Technology Cycle Time (TCT): Indicates the speed of innovation or the rate at which the technology is evolving, defined as the average age in years of the US patent references cited on the front page of US patents. the company. Companies with shorter cycle times than their competitors move faster from old technology to current technology. In semiconductors, cycle times are short (3-4 years); in shipbuilding they are long (more than 10 years). The average is 8 years. In fast-moving technologies, TCT allows you to identify companies that can gain an advantage by innovating faster.

Scientific linkage indicators

Two Tech-Line indicators are derived from the analysis of the cover of the patents. Patent documents must cite the relevant prior art (see patent citation). Increasingly, patents cite non-patent documents as prior art, and many of these are articles in scientific journals. The Tech-Line Science Linkage and Science Strength indicators are based on counts of patent references to scientific articles. Patents that reference many scientific journal articles are different from patents that do not reference any. For example, a patent on a genetically modified seed or on a process control based on a neural network may refer to 10 or more scientific articles. In contrast, an improved design for an engine part may not refer to either. The Tech-Line indicators are based on this difference, differentiating companies and technologies that are high-tech from those that are not. This is particularly useful in areas such as agriculture, where patents for plows are mixed with advanced agrobiotechnology. Science Linkage can differentiate between the two.
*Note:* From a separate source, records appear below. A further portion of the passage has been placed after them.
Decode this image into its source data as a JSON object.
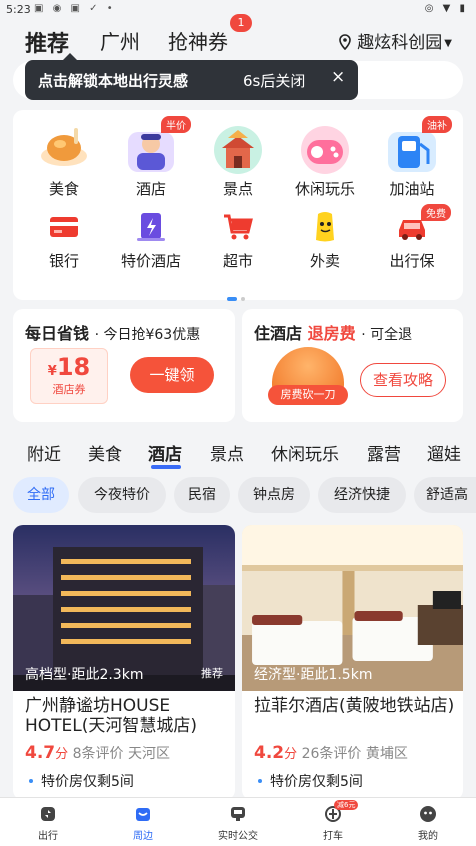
{
  "status_bar": {
    "time": "5:23"
  },
  "header": {
    "tabs": [
      {
        "label": "推荐",
        "active": true
      },
      {
        "label": "广州",
        "active": false
      },
      {
        "label": "抢神券",
        "active": false
      }
    ],
    "coupon_badge": "1",
    "location": "趣炫科创园"
  },
  "tooltip": {
    "text": "点击解锁本地出行灵感",
    "close_text": "6s后关闭",
    "close_icon": "×"
  },
  "services": [
    {
      "label": "美食",
      "icon": "food-icon"
    },
    {
      "label": "酒店",
      "icon": "hotel-icon",
      "tag": "半价"
    },
    {
      "label": "景点",
      "icon": "scenic-icon"
    },
    {
      "label": "休闲玩乐",
      "icon": "game-icon"
    },
    {
      "label": "加油站",
      "icon": "gas-station-icon",
      "tag": "油补"
    },
    {
      "label": "银行",
      "icon": "bank-card-icon"
    },
    {
      "label": "特价酒店",
      "icon": "special-hotel-icon"
    },
    {
      "label": "超市",
      "icon": "cart-icon"
    },
    {
      "label": "外卖",
      "icon": "takeout-icon"
    },
    {
      "label": "出行保",
      "icon": "car-insurance-icon",
      "tag": "免费"
    }
  ],
  "promo_left": {
    "title_a": "每日省钱",
    "subtitle": "· 今日抢¥63优惠",
    "coupon_currency": "¥",
    "coupon_amount": "18",
    "coupon_label": "酒店券",
    "button": "一键领"
  },
  "promo_right": {
    "title_a": "住酒店",
    "title_b": "退房费",
    "subtitle": "· 可全退",
    "image_label": "房费砍一刀",
    "button": "查看攻略"
  },
  "category_tabs": [
    "附近",
    "美食",
    "酒店",
    "景点",
    "休闲玩乐",
    "露营",
    "遛娃"
  ],
  "active_category": "酒店",
  "filter_chips": [
    "全部",
    "今夜特价",
    "民宿",
    "钟点房",
    "经济快捷",
    "舒适高"
  ],
  "hotels": [
    {
      "overlay": "高档型·距此2.3km",
      "recommend": "推荐",
      "name": "广州静谧坊HOUSE HOTEL(天河智慧城店)",
      "score": "4.7",
      "score_unit": "分",
      "reviews": "8条评价",
      "area": "天河区",
      "promo": "特价房仅剩5间"
    },
    {
      "overlay": "经济型·距此1.5km",
      "name": "拉菲尔酒店(黄陂地铁站店)",
      "score": "4.2",
      "score_unit": "分",
      "reviews": "26条评价",
      "area": "黄埔区",
      "promo": "特价房仅剩5间"
    }
  ],
  "bottom_nav": [
    {
      "label": "出行",
      "icon": "travel-icon"
    },
    {
      "label": "周边",
      "icon": "nearby-icon",
      "active": true
    },
    {
      "label": "实时公交",
      "icon": "bus-icon"
    },
    {
      "label": "打车",
      "icon": "taxi-icon",
      "badge": "减6元"
    },
    {
      "label": "我的",
      "icon": "profile-icon"
    }
  ],
  "colors": {
    "accent_blue": "#2f6cf5",
    "accent_red": "#f0483e",
    "background": "#f3f4f6"
  }
}
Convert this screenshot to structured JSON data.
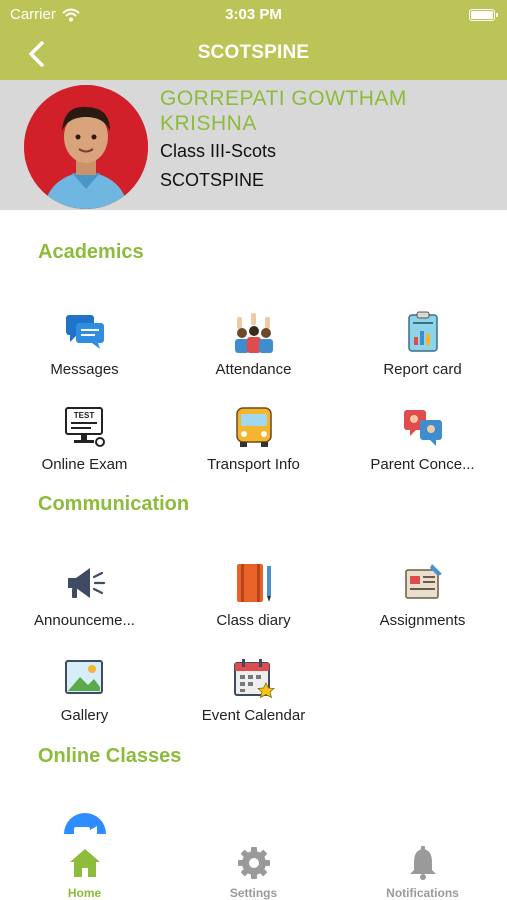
{
  "status_bar": {
    "carrier": "Carrier",
    "time": "3:03 PM"
  },
  "nav": {
    "title": "SCOTSPINE"
  },
  "profile": {
    "name": "GORREPATI GOWTHAM KRISHNA",
    "class": "Class III-Scots",
    "school": "SCOTSPINE"
  },
  "sections": {
    "academics": "Academics",
    "communication": "Communication",
    "online_classes": "Online Classes"
  },
  "academics": [
    {
      "label": "Messages",
      "icon": "messages-icon"
    },
    {
      "label": "Attendance",
      "icon": "attendance-icon"
    },
    {
      "label": "Report card",
      "icon": "report-card-icon"
    },
    {
      "label": "Online Exam",
      "icon": "online-exam-icon"
    },
    {
      "label": "Transport Info",
      "icon": "bus-icon"
    },
    {
      "label": "Parent Conce...",
      "icon": "parent-concern-icon"
    }
  ],
  "communication": [
    {
      "label": "Announceme...",
      "icon": "megaphone-icon"
    },
    {
      "label": "Class diary",
      "icon": "diary-icon"
    },
    {
      "label": "Assignments",
      "icon": "assignments-icon"
    },
    {
      "label": "Gallery",
      "icon": "gallery-icon"
    },
    {
      "label": "Event Calendar",
      "icon": "calendar-icon"
    }
  ],
  "tabs": [
    {
      "label": "Home",
      "icon": "home-icon",
      "active": true
    },
    {
      "label": "Settings",
      "icon": "gear-icon",
      "active": false
    },
    {
      "label": "Notifications",
      "icon": "bell-icon",
      "active": false
    }
  ],
  "colors": {
    "header": "#bcc457",
    "accent": "#8dbb3b",
    "profile_bg": "#d8d8d8"
  }
}
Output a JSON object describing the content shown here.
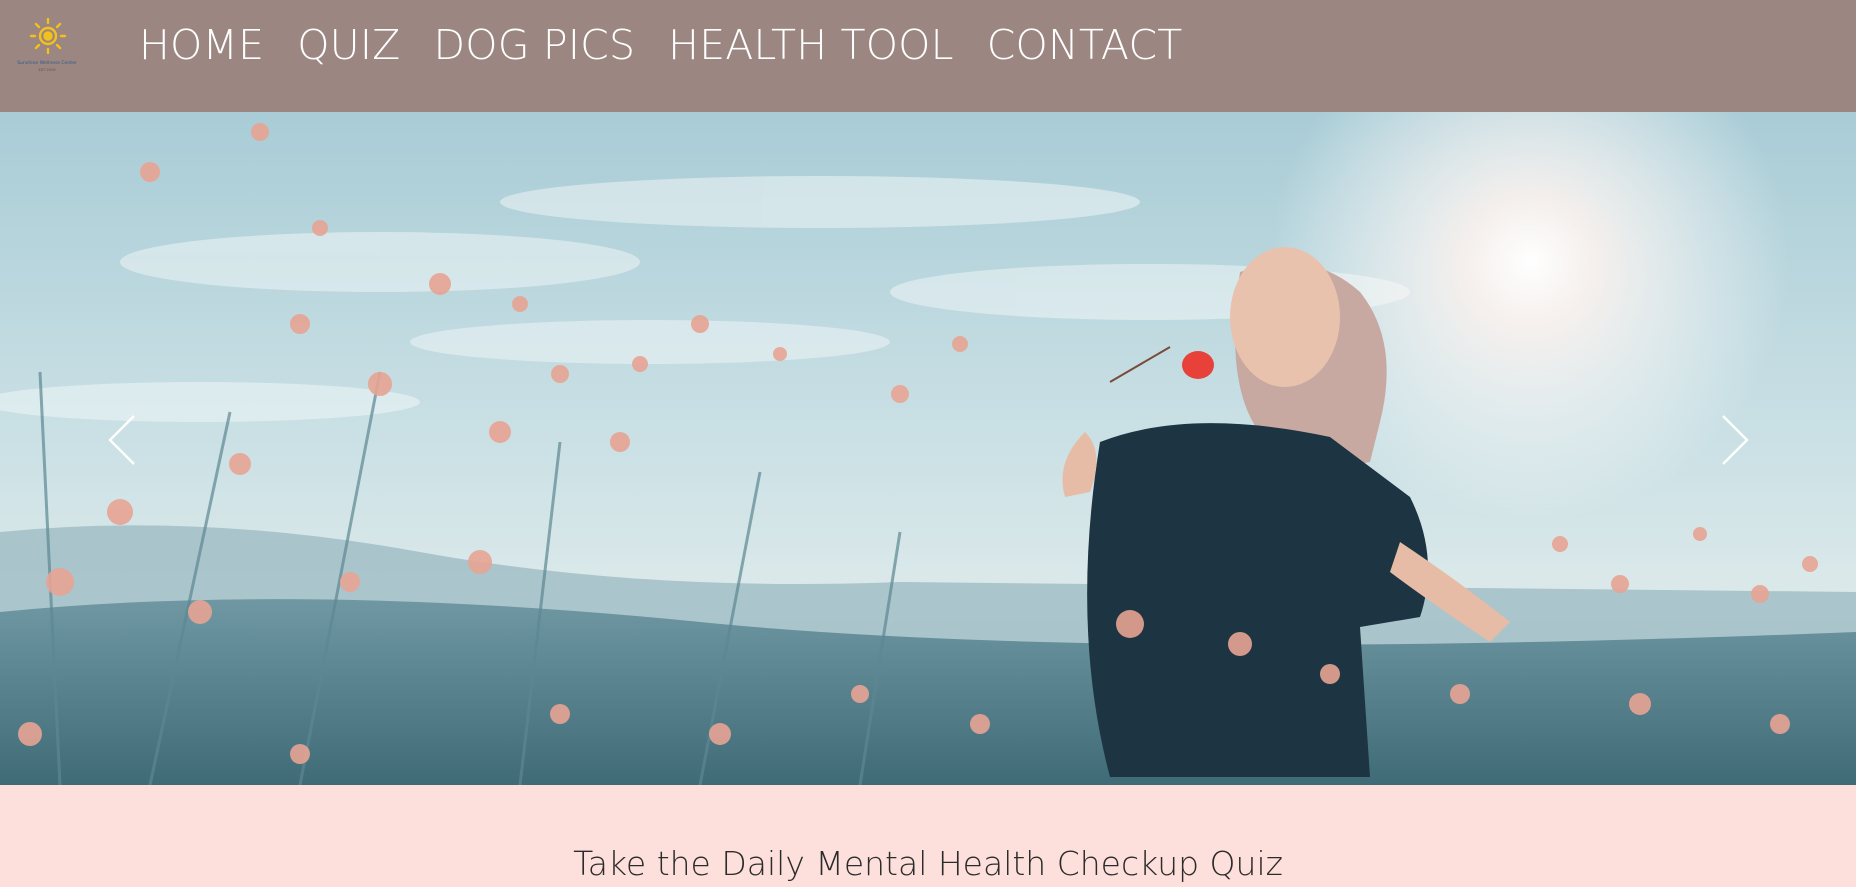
{
  "logo": {
    "icon": "sun-icon",
    "org_name": "Sunshine Wellness Center",
    "tagline": "EST 2019"
  },
  "nav": {
    "items": [
      {
        "label": "HOME"
      },
      {
        "label": "QUIZ"
      },
      {
        "label": "DOG PICS"
      },
      {
        "label": "HEALTH TOOL"
      },
      {
        "label": "CONTACT"
      }
    ]
  },
  "carousel": {
    "prev_icon": "chevron-left-icon",
    "next_icon": "chevron-right-icon"
  },
  "main": {
    "quiz_heading": "Take the Daily Mental Health Checkup Quiz"
  },
  "colors": {
    "navbar_bg": "#9b8681",
    "nav_text": "#ffffff",
    "page_bg": "#fde0dc",
    "logo_sun": "#f2c21b"
  }
}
Science Linkage (SL): The average number of scientific references cited on the cover of the company’s patents. A high scientific linkage indicates that a company is building its technology based on advances in science. High-tech companies tend to have a stronger connection to science than their competitors. Science Linkage allows you to pick out high-tech players even in traditional areas like agriculture or textiles. Science Linkage has been found to predict a company’s stock market performance.

Scientific strength (SS): the number of patents multiplied by the scientific linkage. Indicates the total amount of scientific linkage activity of a company. The Power of Science reminds us that while a small biotech company may use science very intensively, a large pharmaceutical company is, in fact, more reliant on science because it makes use of research in an R&D effort. much older.